As an alternative you can also specify the URL in the AutoRun like that:
public static void Run(TimerInfo everyDay, TraceWriter log)
{
...
Sloader.Engine.SloaderRunner.AutoRun("https://...sloader.yml").GetAwaiter().GetResult();
...
}
Working with Secrets
Some Crawlers or Drops need secrets - e.g. the Twitter API key. The complete config is defined in your Sloader.yml file. When the Sloader.Config loading kicks in, Sloader looks for placeholders and will replace them with values from the AppSettings.
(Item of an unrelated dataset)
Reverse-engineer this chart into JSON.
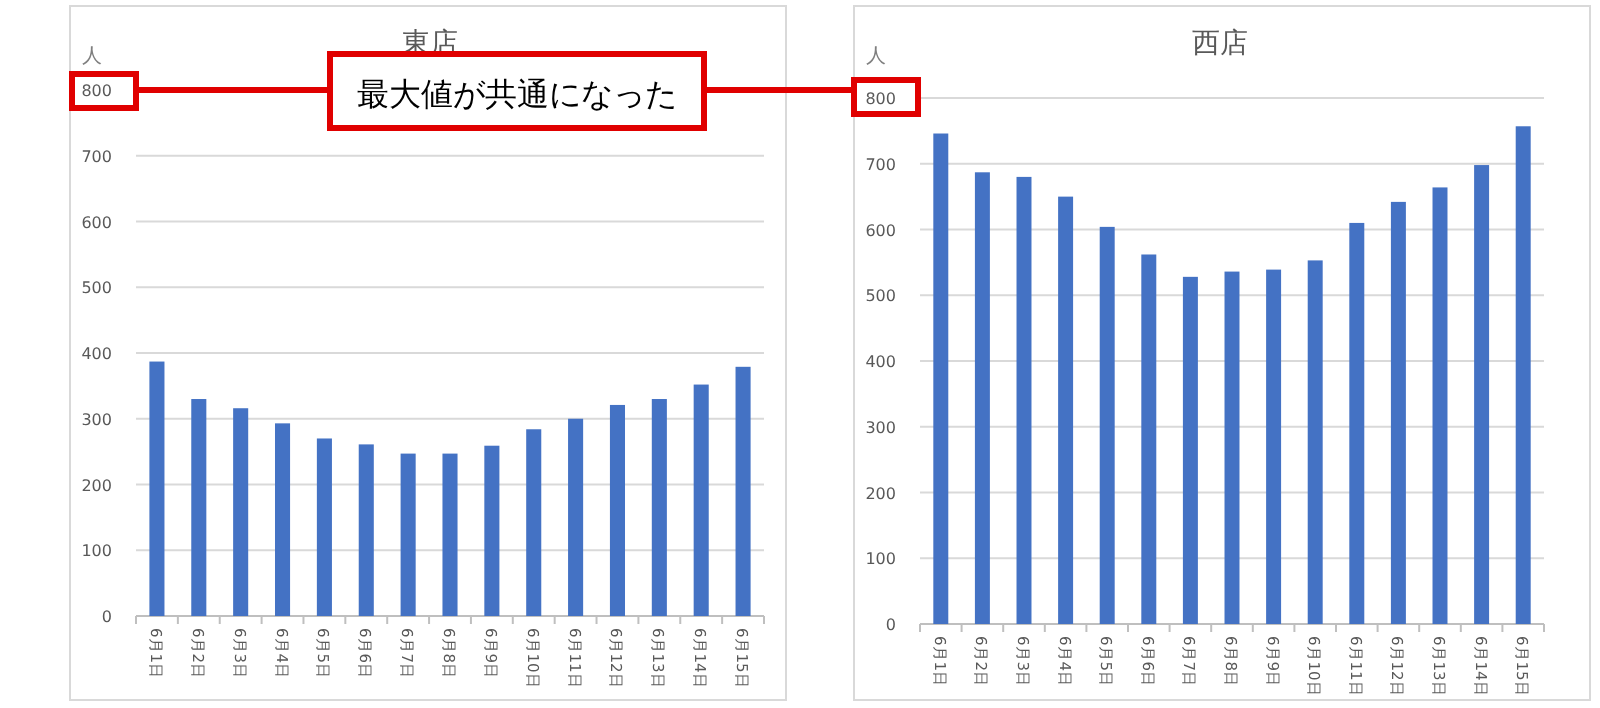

If you have configured something like this:
TwitterConsumerKey: $$Sloader.SecretTwitterConsumerKey$$
And a "Sloader.SecretTwitterConsumerKey" AppSettings Key is found, the value is injected.
Full Sample Sloader.yml
Secrets:
TwitterConsumerKey: $$Sloader.SecretTwitterConsumerKey$$
TwitterConsumerSecret: $$Sloader.SecretTwitterConsumerSecret$$
GitHubAccessToken: $$Sloader.SecretGitHubAccessToken$$
Crawler:
FeedsToCrawl:
- Key: Blog
Url: http://blog.codeinside.eu/feed
LoadSocialLinkCounters: false
- Key: GitHub
Url: https://github.com/robertmuehsig.atom; https://github.com/oliverguhr.atom
LoadSocialLinkCounters: false
TwitterTimelinesToCrawl:
- Handle: codeinsideblog;robert0muehsig;oliverguhr
IncludeRetweets: false
Key: Twitter
TwitterUsersToCrawl:
- Handle: robert0muehsig
Key: TwitterMe
GitHubEventsToCrawl:
- Key: GitHubEvent
Repository: code-inside/sloader
Drop:
FileDrops:
- FilePath: "test.json"
GitHubDrops:
- Owner: "Code-Inside"
Repo: "Hub"
Branch: "gh-pages"
FilePath: "_data/test.json"